Die Stimmung in Deutschland hat sich innerhalb von 90 Minuten komplett gedreht.
Taktik-Check: Wie Löw Recht behielt
Noch vor dem Anpfiff der Partie gegen Portugal ging ein Raunen durchs Fußballland, als bekannt wurde, dass Bundestrainer Joachim Löw wieder auf das System aus dem Spiel gegen Frankreich setzen würde. Der 61-Jährige nahm keine taktischen oder personellen Änderungen vor. Stattdessen hoffte er darauf, dass seine Überlegungen gegen Portugal besser greifen würden. (Ergebnisse und Spielplan der EM)
Und das taten sie auch.
Gosens und Kimmich als wichtige Faktoren
Die Deutschen begannen erneut mit hohen Ballbesitzanteilen und spielten sich gerade nach dem zwischenzeitlichen Schock durch das Tor von Cristiano Ronaldo Chance um Chance heraus. Dabei machte sich das DFB-Team einige Schwächen in der portugiesischen Defensive zunutze: Konkret wurden die Außenbahnen immer wieder mit Verlagerungsbällen attackiert - und zwar mit Erfolg. (Die Einzelkritik der DFB-Stars gegen Portugal)

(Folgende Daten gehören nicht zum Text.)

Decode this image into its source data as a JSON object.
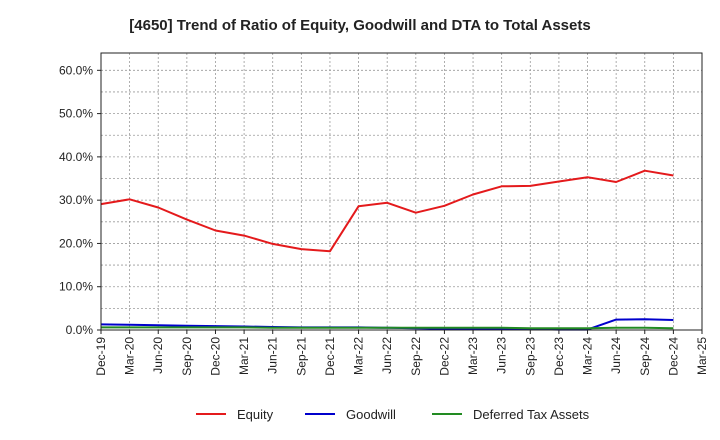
{
  "chart_data": {
    "type": "line",
    "title": "[4650]  Trend of Ratio of Equity, Goodwill and DTA to Total Assets",
    "xlabel": "",
    "ylabel": "",
    "ylim": [
      0,
      0.64
    ],
    "y_ticks": [
      "0.0%",
      "10.0%",
      "20.0%",
      "30.0%",
      "40.0%",
      "50.0%",
      "60.0%"
    ],
    "categories": [
      "Dec-19",
      "Mar-20",
      "Jun-20",
      "Sep-20",
      "Dec-20",
      "Mar-21",
      "Jun-21",
      "Sep-21",
      "Dec-21",
      "Mar-22",
      "Jun-22",
      "Sep-22",
      "Dec-22",
      "Mar-23",
      "Jun-23",
      "Sep-23",
      "Dec-23",
      "Mar-24",
      "Jun-24",
      "Sep-24",
      "Dec-24",
      "Mar-25"
    ],
    "grid": true,
    "legend_position": "bottom",
    "series": [
      {
        "name": "Equity",
        "color": "#e41a1c",
        "values": [
          0.291,
          0.302,
          0.283,
          0.255,
          0.23,
          0.218,
          0.199,
          0.187,
          0.182,
          0.286,
          0.294,
          0.271,
          0.287,
          0.313,
          0.332,
          0.333,
          0.343,
          0.353,
          0.342,
          0.368,
          0.357,
          null
        ]
      },
      {
        "name": "Goodwill",
        "color": "#0000cc",
        "values": [
          0.013,
          0.012,
          0.011,
          0.01,
          0.009,
          0.008,
          0.007,
          0.006,
          0.006,
          0.006,
          0.005,
          0.004,
          0.003,
          0.003,
          0.003,
          0.002,
          0.001,
          0.001,
          0.024,
          0.025,
          0.023,
          null
        ]
      },
      {
        "name": "Deferred Tax Assets",
        "color": "#228b22",
        "values": [
          0.006,
          0.006,
          0.006,
          0.006,
          0.006,
          0.006,
          0.005,
          0.005,
          0.005,
          0.005,
          0.005,
          0.005,
          0.005,
          0.005,
          0.005,
          0.004,
          0.004,
          0.004,
          0.005,
          0.005,
          0.004,
          null
        ]
      }
    ]
  }
}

Das hatte strukturelle Gründe: In der deutschen 3-4-3-Formation beschäftigten vorn die drei DFB-Angreifer Portugals Viererkette. Folglich konnten sich die portugiesischen Außenverteidiger nicht auf die nachstoßenden Flügelläufer, also Robin Gosens und Joshua Kimmich, konzentrieren.
Gerade der bockstarke Gosens tauchte zigfach im Rücken von Rechtsverteidiger Nélson Semedo auf, der damit beschäftigt war, das Abwehrzentrum seiner Mannschaft kompakt zu halten.

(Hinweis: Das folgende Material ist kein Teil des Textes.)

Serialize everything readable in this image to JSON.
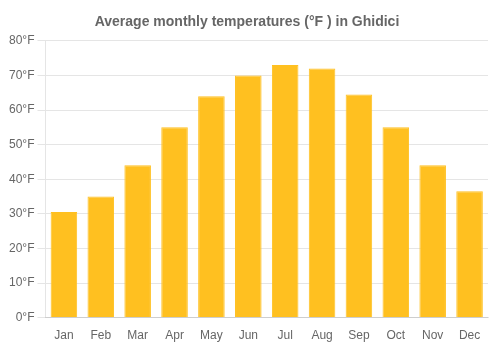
{
  "chart_data": {
    "type": "bar",
    "title": "Average monthly temperatures (°F ) in Ghidici",
    "categories": [
      "Jan",
      "Feb",
      "Mar",
      "Apr",
      "May",
      "Jun",
      "Jul",
      "Aug",
      "Sep",
      "Oct",
      "Nov",
      "Dec"
    ],
    "values": [
      30.5,
      35.0,
      44.0,
      55.0,
      64.0,
      70.0,
      73.0,
      72.0,
      64.5,
      55.0,
      44.0,
      36.5
    ],
    "color": "#FFC020",
    "ylim": [
      0,
      80
    ],
    "yticks": [
      {
        "value": 0,
        "label": "0°F"
      },
      {
        "value": 10,
        "label": "10°F"
      },
      {
        "value": 20,
        "label": "20°F"
      },
      {
        "value": 30,
        "label": "30°F"
      },
      {
        "value": 40,
        "label": "40°F"
      },
      {
        "value": 50,
        "label": "50°F"
      },
      {
        "value": 60,
        "label": "60°F"
      },
      {
        "value": 70,
        "label": "70°F"
      },
      {
        "value": 80,
        "label": "80°F"
      }
    ],
    "grid": true
  }
}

Müller und Havertz ziehen Portugal auseinander
Hätte Löw beispielsweise auf eine Viererkette umgestellt, hätte es diesen Vorteil wahrscheinlich nicht gegeben. Aber weil er beim 3-4-3 blieb, konnte Portugal nicht einfach eins zu eins spiegeln. Deshalb entstanden Freiräume für Gosens und Kimmich - und deshalb liefen die Angriffe der Deutschen fließender. (STIMMEN: Da kocht der Kessel!)
Es gab meist eine oder mehrere freie Anspieloptionen. Anders als gegen Frankreich mussten die DFB-Spieler selten lange überlegen, wohin der Ball als nächstes gehen sollte. Dabei gefielen insbesondere auch Thomas Müller und Kai Havertz, die oftmals mit ihren Läufen abseits des Geschehens die portugiesische Abwehr auseinanderzogen.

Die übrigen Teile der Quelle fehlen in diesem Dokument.